Bekleyiş
Gecenin üçü, ölümün sessiz esintisi,
Ay yükselir karanlık semada,
Bir yüzü hep Arz'a dönük,
Aydınlık, ışıl ışıl bakıyor.
Öteki yüzü karanlık, arkası dönük.
Bakmaz, asla göstermez kendini,
Uzaklara dalıp, seni düşünürüm,
Görürüm işte o an, semadaki Dolunay'ı.
Sana benzetirim, seni görürüm orada,
Ben karanlık taraftaymışcasına,
Fark edilmeyip görülmeyen biri gibi,
Benden ayrı olanlar ise,
Arz misali sana görünen, seni gören.
Hasretlik çekmeyip, senden faydalanıp, ışığınla aydınlananlar.
Ben ise zifiri gecelerde kalıp,
Bir ömür bile geçse usul usul bekleyenim.
Haberin var mı, yok mu asla bilmem.
Çünkü hiçbir zaman çevirmezsin ki yüzünü bana karşı.
Ben ölümü, sevdayı, suyu, ateşi bekleyenler gibi,
Sessiz bir köşede oturur beklerim.
Karanlık çökse de üzerime.
Görmese de gözlerim ne Güneş'i ne seni,
Yine de isyan etmem.
Figan edip feryatlara düşmem.
İçimde umudun bir tutam yaprağı yeşerir her daim.
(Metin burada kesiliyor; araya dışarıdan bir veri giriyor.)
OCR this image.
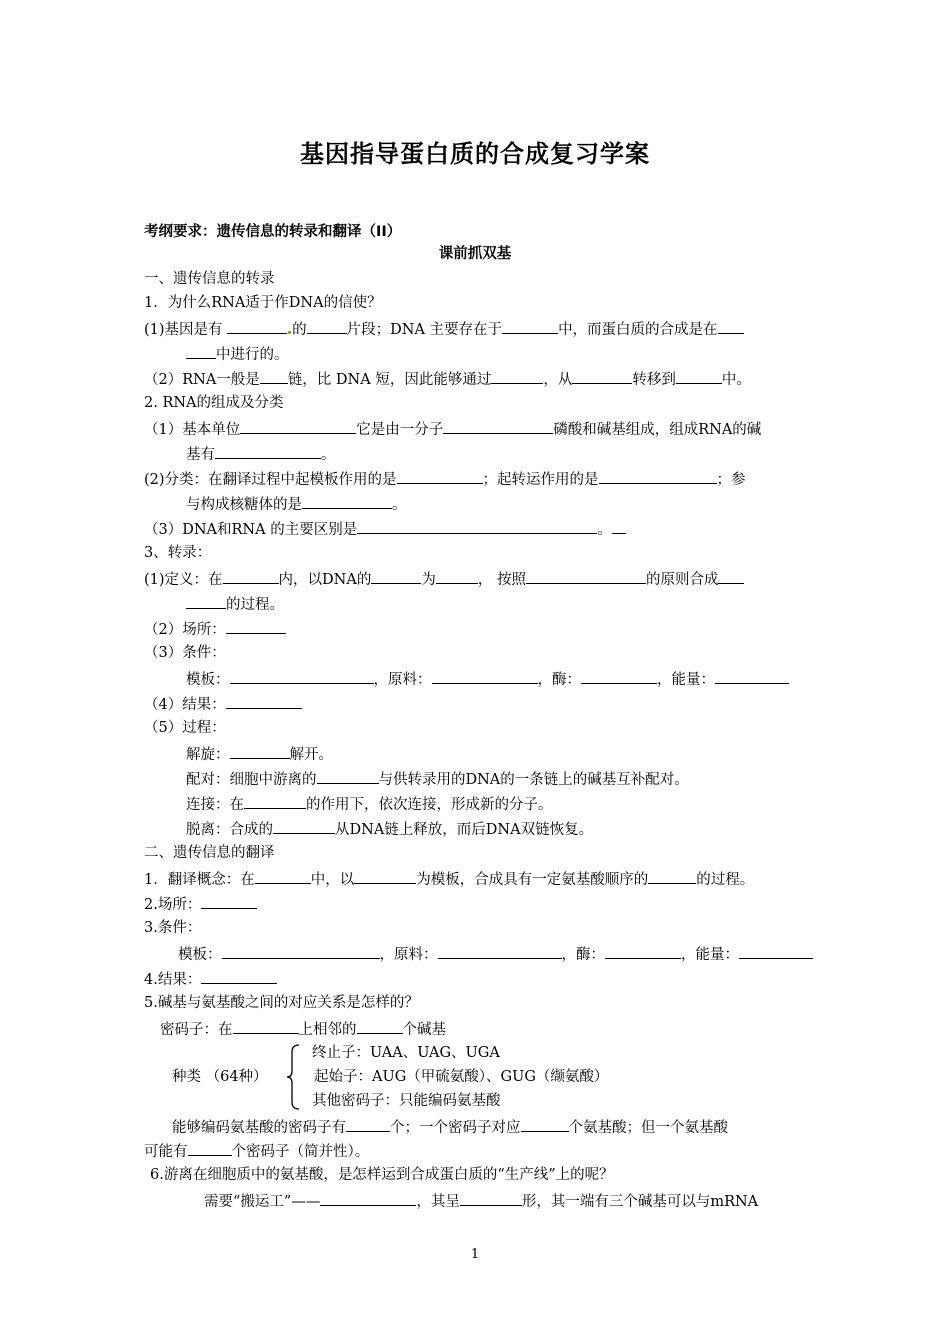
基因指导蛋白质的合成复习学案
考纲要求：遗传信息的转录和翻译（II）
课前抓双基
一、遗传信息的转录
1．为什么RNA适于作DNA的信使？
(1)基因是有	的	片段；DNA 主要存在于	中，而蛋白质的合成是在
中进行的。
（2）RNA一般是 链，比 DNA 短，因此能够通过	，从	转移到	中。
2. RNA的组成及分类
（1）基本单位	它是由一分子	磷酸和碱基组成，组成RNA的碱
基有	。
(2)分类：在翻译过程中起模板作用的是	；起转运作用的是	；参
与构成核糖体的是	。
（3）DNA和RNA 的主要区别是	。
3、转录：
(1)定义：在	内，以DNA的	为	， 按照	的原则合成
的过程。
（2）场所：
（3）条件：
模板：	，原料：	，酶：	，能量：
（4）结果：
（5）过程：
解旋：	解开。
配对：细胞中游离的	与供转录用的DNA的一条链上的碱基互补配对。
连接：在	的作用下，依次连接，形成新的分子。
脱离：合成的	从DNA链上释放，而后DNA双链恢复。
二、遗传信息的翻译
1．翻译概念：在	中，以	为模板，合成具有一定氨基酸顺序的	的过程。
2.场所：
3.条件：
模板：	，原料：	，酶：	，能量：
4.结果：
5.碱基与氨基酸之间的对应关系是怎样的？
密码子：在	上相邻的	个碱基
种类 （64种）
终止子：UAA、UAG、UGA
起始子：AUG（甲硫氨酸）、GUG（缬氨酸）
其他密码子：只能编码氨基酸
能够编码氨基酸的密码子有	个；一个密码子对应	个氨基酸；但一个氨基酸
可能有	个密码子（简并性）。
6.游离在细胞质中的氨基酸，是怎样运到合成蛋白质的“生产线”上的呢？
需要“搬运工”——	，其呈	形，其一端有三个碱基可以与mRNA
1
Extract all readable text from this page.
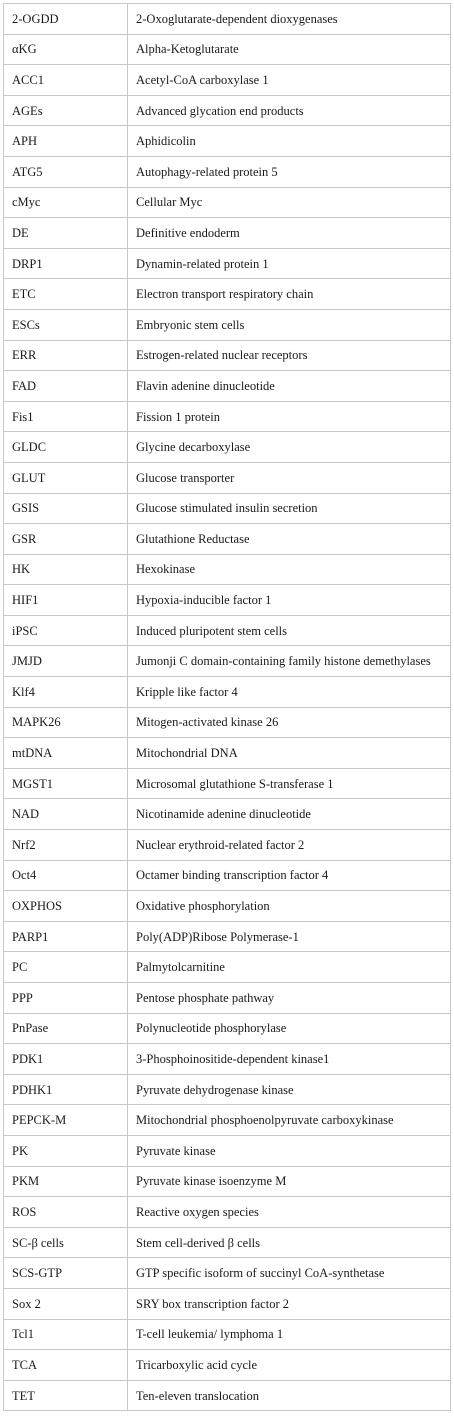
2-OGDD	2-Oxoglutarate-dependent dioxygenases
αKG	Alpha-Ketoglutarate
ACC1	Acetyl-CoA carboxylase 1
AGEs	Advanced glycation end products
APH	Aphidicolin
ATG5	Autophagy-related protein 5
cMyc	Cellular Myc
DE	Definitive endoderm
DRP1	Dynamin-related protein 1
ETC	Electron transport respiratory chain
ESCs	Embryonic stem cells
ERR	Estrogen-related nuclear receptors
FAD	Flavin adenine dinucleotide
Fis1	Fission 1 protein
GLDC	Glycine decarboxylase
GLUT	Glucose transporter
GSIS	Glucose stimulated insulin secretion
GSR	Glutathione Reductase
HK	Hexokinase
HIF1	Hypoxia-inducible factor 1
iPSC	Induced pluripotent stem cells
JMJD	Jumonji C domain-containing family histone demethylases
Klf4	Kripple like factor 4
MAPK26	Mitogen-activated kinase 26
mtDNA	Mitochondrial DNA
MGST1	Microsomal glutathione S-transferase 1
NAD	Nicotinamide adenine dinucleotide
Nrf2	Nuclear erythroid-related factor 2
Oct4	Octamer binding transcription factor 4
OXPHOS	Oxidative phosphorylation
PARP1	Poly(ADP)Ribose Polymerase-1
PC	Palmytolcarnitine
PPP	Pentose phosphate pathway
PnPase	Polynucleotide phosphorylase
PDK1	3-Phosphoinositide-dependent kinase1
PDHK1	Pyruvate dehydrogenase kinase
PEPCK-M	Mitochondrial phosphoenolpyruvate carboxykinase
PK	Pyruvate kinase
PKM	Pyruvate kinase isoenzyme M
ROS	Reactive oxygen species
SC-β cells	Stem cell-derived β cells
SCS-GTP	GTP specific isoform of succinyl CoA-synthetase
Sox 2	SRY box transcription factor 2
Tcl1	T-cell leukemia/ lymphoma 1
TCA	Tricarboxylic acid cycle
TET	Ten-eleven translocation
Belki diye başlar cümlelerim,
Belki dönersin, bakarsın bana diye,
Umutla dolar; yüreğim, gözlerim, ruhum.
Ama sen asla dönmeyeceksin,
Gelmeyeceksin, bakmayacaksın bana bilirim.
Lakin yine de bekler dururum seni.
Değil bin yıl, yüz binlerce yıl geçsede.
Hiç usanmadan, bıkmadan, kıpırdamadan.
Sessiz sessiz akıtırım gözyaşlarımı.
Akan damlalar belki nehir olurda.
Bir kayığa binip gelirsin diye bekliyorum seni.